C’est une activité tout à fait
bénévole de ma part. Elle a duré 1 ans
et demi. Il m’a fallu beaucoup de temps pour débloquer la parole de ces jeunes,
environ 8/9 mois. Leurs difficultés scolaires, leur rapport difficile à l’écrit
ont été des freins pour la production de textes mais nous y sommes
parvenus !!
Malgré tout, le grand luxe de ce
projet est que j’ai eu le temps de nouer une relation avec eux et de travailler
en profondeur. Ces adolescents entrent dans une période de prise d’autonomie,
ils n’ont pas d’espace à eux. Ils doivent partager leur intimité dans une
petite pièce avec leurs parents, leurs frères et sœurs. Avec l’atelier, nous
créions un espace qui permettait 1h par semaine d’être dans leur bulle
personnelle.
Quel lien avez-vous établi avec ces adolescents ?
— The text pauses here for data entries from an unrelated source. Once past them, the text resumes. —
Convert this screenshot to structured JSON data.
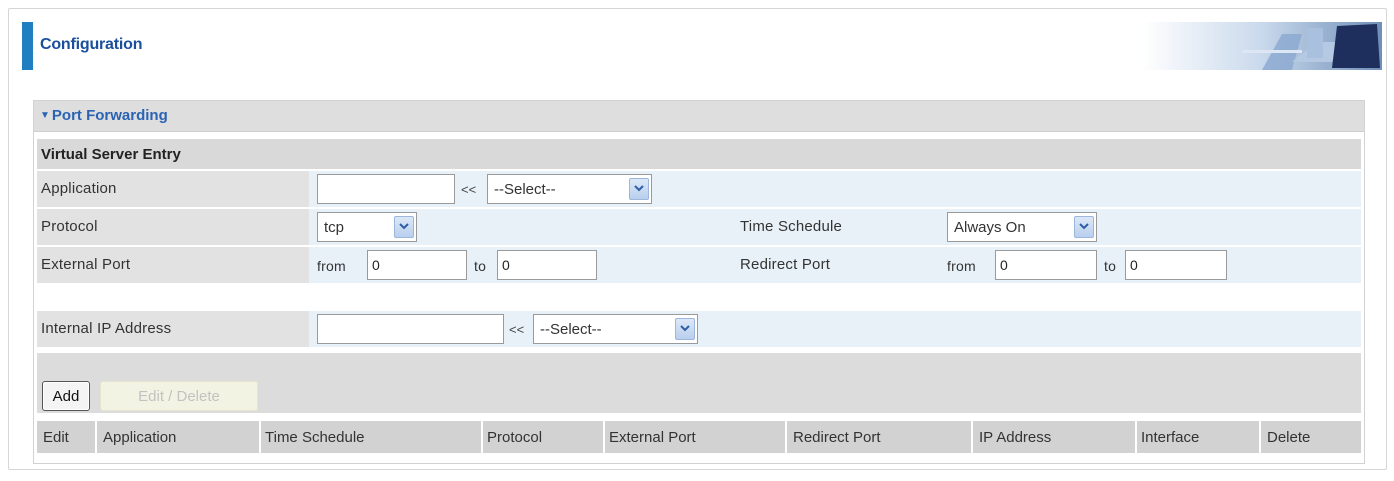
{
  "header": {
    "title": "Configuration"
  },
  "panel": {
    "title": "Port Forwarding",
    "section_title": "Virtual Server Entry"
  },
  "form": {
    "application": {
      "label": "Application",
      "value": "",
      "separator": "<<",
      "select_value": "--Select--"
    },
    "protocol": {
      "label": "Protocol",
      "value": "tcp"
    },
    "time_schedule": {
      "label": "Time Schedule",
      "value": "Always On"
    },
    "external_port": {
      "label": "External Port",
      "from_label": "from",
      "from_value": "0",
      "to_label": "to",
      "to_value": "0"
    },
    "redirect_port": {
      "label": "Redirect Port",
      "from_label": "from",
      "from_value": "0",
      "to_label": "to",
      "to_value": "0"
    },
    "internal_ip": {
      "label": "Internal IP Address",
      "value": "",
      "separator": "<<",
      "select_value": "--Select--"
    }
  },
  "buttons": {
    "add": "Add",
    "edit_delete": "Edit / Delete"
  },
  "table": {
    "columns": [
      "Edit",
      "Application",
      "Time Schedule",
      "Protocol",
      "External Port",
      "Redirect Port",
      "IP Address",
      "Interface",
      "Delete"
    ]
  },
  "colors": {
    "accent": "#1f7fc0",
    "title_blue": "#1a4f9e",
    "row_blue": "#e9f1f8"
  },
  "icons": {
    "dropdown": "chevron-down-icon",
    "collapse": "triangle-down-icon",
    "header_graphic": "office-chairs-banner-image"
  }
}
Au cours des ateliers, on apprend
à se connaître, à s’apprivoiser… Ce sont des enfants qui sont toujours présents
et, lorsque j’ai dû m’absenter, à mon retour les questionnements étaient
nombreux. Ils ont vraiment besoin d’être rassurés et accompagnés.
L’annonce de la fermeture du
lieu, qui s’est faite plus rapidement que prévu, a vraiment été difficile pour
toutes ces personnes. Ils formaient une famille. Très souvent leur parcours est chaotique et il
n’y a pas de suivi sur le long terme ce qui est vraiment préjudiciable.
Petite anecdote : Un jour,
la salle dans laquelle je donnais mes ateliers avait été ravagée car laissée en
libre accès. J’étais très en colère, découragée, je me suis dit que tout ce que
l’on mettait en place était détruit en un rien de temps.
Les jeunes ont senti mon
découragement du moment et m’ont demandé si j’allais arrêter l’atelier. J’ai
alors perçu l’attachement qu’ils y portaient. Ce qui m’a donné la force de
reprendre courage.
La réalité sur le terrain :
Il faut savoir que ce sont des
enfants qui cachent leur vie par crainte d’être jugés, exclus…Ils ne reçoivent
jamais leurs camarades de classe. Une fois rentrés au centre, la solitude
s’installe.
Certains enfants ont de plus de grands trajets à effectuer jusqu’à leur école. En effet, certaines mairies ne jouent pas le jeu de les scolariser en exigeant des justificatifs de domicile que ces familles ne sont pas en mesure de produire. Les familles sont donc contraintes à de longs trajets dans Paris, voire au-delà du périphérique.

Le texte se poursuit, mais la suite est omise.